The show is pure fantasy, depicting a London in the 1580s that is populated by punk-rock youth of the late ’70s.
It’s the show’s overriding gimmick: Depict the world of the young Will Shakespeare in ways its target audience will hopefully understand and relate to. Among other things, this means dispensing with nettlesome elements like truth and facts.
The show even lays on music from the punk- and post-punk eras, including “London Calling” (the Clash, 1979), “That’s Entertainment” (The Jam, 1980) and a song that is probably titled “Really Gonna Punch You Out” by an Australian punk band called The Chosen Few. (The origins of this last song, such as a release date, were a little hard to pin down in an online search.)

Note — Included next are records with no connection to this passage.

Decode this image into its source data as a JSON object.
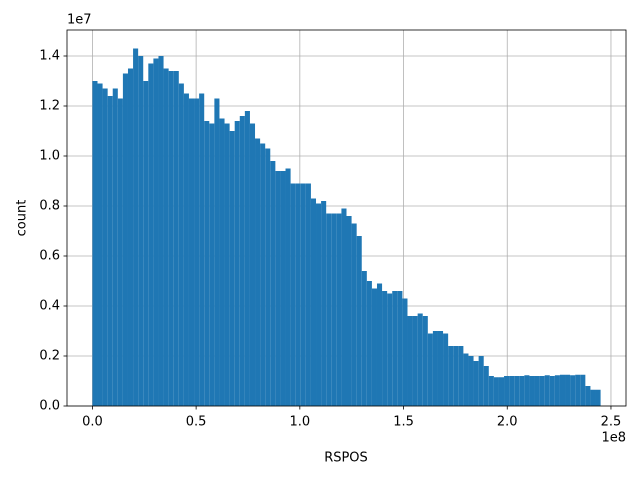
{
  "chart_data": {
    "type": "histogram",
    "xlabel": "RSPOS",
    "ylabel": "count",
    "x_offset_label": "1e8",
    "y_offset_label": "1e7",
    "color": "#1f77b4",
    "grid": true,
    "bins": [
      0,
      0.0245,
      0.049,
      0.0735,
      0.098,
      0.1225,
      0.147,
      0.1715,
      0.196,
      0.2205,
      0.245,
      0.2695,
      0.294,
      0.3185,
      0.343,
      0.3675,
      0.392,
      0.4165,
      0.441,
      0.4655,
      0.49,
      0.5145,
      0.539,
      0.5635,
      0.588,
      0.6125,
      0.637,
      0.6615,
      0.686,
      0.7105,
      0.735,
      0.7595,
      0.784,
      0.8085,
      0.833,
      0.8575,
      0.882,
      0.9065,
      0.931,
      0.9555,
      0.98,
      1.0045,
      1.029,
      1.0535,
      1.078,
      1.1025,
      1.127,
      1.1515,
      1.176,
      1.2005,
      1.225,
      1.2495,
      1.274,
      1.2985,
      1.323,
      1.3475,
      1.372,
      1.3965,
      1.421,
      1.4455,
      1.47,
      1.4945,
      1.519,
      1.5435,
      1.568,
      1.5925,
      1.617,
      1.6415,
      1.666,
      1.6905,
      1.715,
      1.7395,
      1.764,
      1.7885,
      1.813,
      1.8375,
      1.862,
      1.8865,
      1.911,
      1.9355,
      1.96,
      1.9845,
      2.009,
      2.0335,
      2.058,
      2.0825,
      2.107,
      2.1315,
      2.156,
      2.1805,
      2.205,
      2.2295,
      2.254,
      2.2785,
      2.303,
      2.3275,
      2.352,
      2.3765,
      2.401,
      2.4255,
      2.45
    ],
    "values": [
      1.3,
      1.29,
      1.27,
      1.24,
      1.27,
      1.23,
      1.33,
      1.35,
      1.43,
      1.4,
      1.3,
      1.37,
      1.39,
      1.4,
      1.35,
      1.34,
      1.34,
      1.29,
      1.25,
      1.23,
      1.23,
      1.25,
      1.14,
      1.13,
      1.23,
      1.15,
      1.13,
      1.1,
      1.14,
      1.16,
      1.18,
      1.13,
      1.07,
      1.05,
      1.03,
      0.98,
      0.94,
      0.94,
      0.95,
      0.89,
      0.89,
      0.89,
      0.89,
      0.83,
      0.81,
      0.82,
      0.77,
      0.77,
      0.77,
      0.79,
      0.76,
      0.73,
      0.68,
      0.54,
      0.5,
      0.47,
      0.49,
      0.46,
      0.45,
      0.46,
      0.46,
      0.43,
      0.36,
      0.36,
      0.37,
      0.36,
      0.29,
      0.3,
      0.3,
      0.29,
      0.24,
      0.24,
      0.24,
      0.21,
      0.2,
      0.18,
      0.2,
      0.16,
      0.12,
      0.115,
      0.115,
      0.12,
      0.12,
      0.12,
      0.12,
      0.123,
      0.12,
      0.12,
      0.12,
      0.123,
      0.12,
      0.123,
      0.125,
      0.125,
      0.123,
      0.125,
      0.125,
      0.08,
      0.065,
      0.065
    ],
    "xlim": [
      -0.1225,
      2.5725
    ],
    "ylim": [
      0,
      1.504
    ],
    "xticks": [
      {
        "value": 0,
        "label": "0.0"
      },
      0.5,
      {
        "value": 1,
        "label": "1.0"
      },
      1.5,
      {
        "value": 2,
        "label": "2.0"
      },
      2.5
    ],
    "yticks": [
      {
        "value": 0,
        "label": "0.0"
      },
      0.2,
      0.4,
      0.6,
      0.8,
      {
        "value": 1,
        "label": "1.0"
      },
      1.2,
      1.4
    ]
  }
}
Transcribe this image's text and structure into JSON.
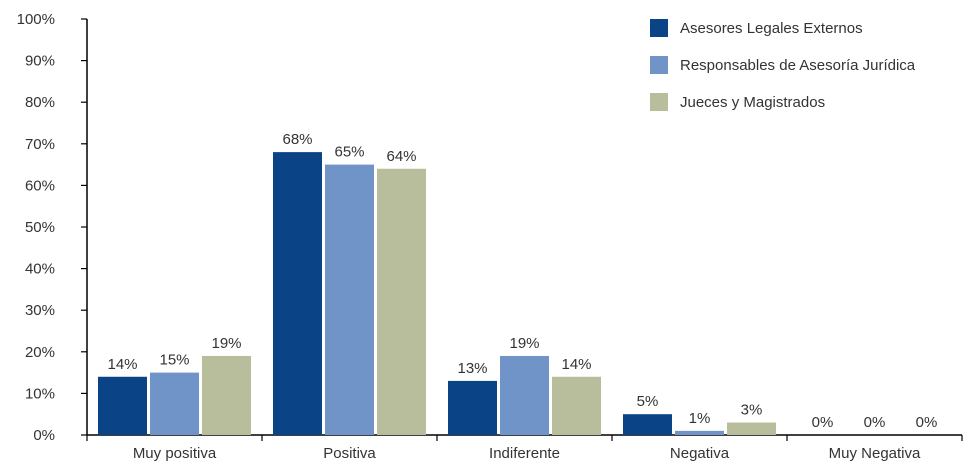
{
  "chart_data": {
    "type": "bar",
    "title": "",
    "xlabel": "",
    "ylabel": "",
    "ylim": [
      0,
      100
    ],
    "ytick_labels": [
      "0%",
      "10%",
      "20%",
      "30%",
      "40%",
      "50%",
      "60%",
      "70%",
      "80%",
      "90%",
      "100%"
    ],
    "y_unit": "%",
    "categories": [
      "Muy positiva",
      "Positiva",
      "Indiferente",
      "Negativa",
      "Muy Negativa"
    ],
    "series": [
      {
        "name": "Asesores Legales Externos",
        "color": "#0b4387",
        "values": [
          14,
          68,
          13,
          5,
          0
        ],
        "labels": [
          "14%",
          "68%",
          "13%",
          "5%",
          "0%"
        ]
      },
      {
        "name": "Responsables de Asesoría Jurídica",
        "color": "#7094c8",
        "values": [
          15,
          65,
          19,
          1,
          0
        ],
        "labels": [
          "15%",
          "65%",
          "19%",
          "1%",
          "0%"
        ]
      },
      {
        "name": "Jueces y Magistrados",
        "color": "#b8bd9b",
        "values": [
          19,
          64,
          14,
          3,
          0
        ],
        "labels": [
          "19%",
          "64%",
          "14%",
          "3%",
          "0%"
        ]
      }
    ],
    "grid": false,
    "legend_position": "top-right"
  }
}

“London Calling” is heard as the young Will (played by Laurie Davidson, pictured above) strolls through the muddy, crooked, chaotic paths and alleyways of London for the first time. “That’s Entertainment” is played when he beholds a piece of London theater entertainment for the first time. And “Really Gonna Punch You Out” plays over the scene of a tumultuous melee.
The participants in this donnybrook are festooned in a variety of leathers and feathers, and adorned with elaborate makeup. They have partially shaved heads, some with Mohawks.
With coverage of the G20 Summit meeting still fresh in our minds, the rowdy residents of TNT’s 16th-century London look for all the world like the gutter-punks who flocked to Hamburg to protest the meetings of world leaders. Anarchy in the U.K. indeed.
With the preponderance of its cast of actors and actresses decidedly under 30 years of age, “Will” plays like one of those “historical” series the CW might put together -- like the recent one called “Reign” about Mary Queen of Scots -- or even the recent “Victoria” on PBS’s “Masterpiece” about the early years in the reign of Britain’s Queen Victoria.
There’s little difference between “Will” and these series, other than the liberal use of the four-letter s-word that was once verboten on advertiser-supported TV, but has become OK for use on basic cable in recent years.
The Turner networks in particular seem to revel in the use of the s-word as it gets bandied about with peculiar pleasure on edgy TNT dramas like “Animal Kingdom” and “Claws,” as well as “Conan” on TBS.
On “Will,” the liberal use of the word makes you wonder if it was really in such wide use in Elizabethan London.
It’s highly likely that the writers and producers of “Will” simply took creative license in its use, since most of this show plays as if historical accuracy was the last thing on their minds.
“Will” also dips a toe or two into 21st-century issues. A young woman character, for example, is meant to embody all the inequality fervor that the current generation is so obsessed with -- both real and imagined.
That's another way Will” has been designed to appeal to younger viewers. Never mind that the music it uses and the punk era it evokes are both decidedly before the time of its Millennial target.
The point of the show (if this has not been obvious already) is to imagine the young Shakespeare’s earliest years in London as a “provincial” from Stratford-Upon-Avon in Warwickshire who has come to the big city with a dream of becoming a famous playwright.
Once there, he encounters all sorts of obstacles, including an entrenched theater community that doesn’t understand his highfalutin’ ideas.
young Will triumph in the end? Since we already know the answer to that, the only thing to remain interested in is the “struggle” for his inevitable success.
Whether or not these struggles prove interesting enough to sustain this show is a question for which I have no answer.
While watching the first two episodes of “Will,” I kept returning to the same thought: If they had called him Bill Shakespeare instead of Will, his initials would then have been BS -- which, when all is said and done, is how I would best describe this show.
“Will” premieres Monday (July 10) at 10 p.m. Eastern on TNT.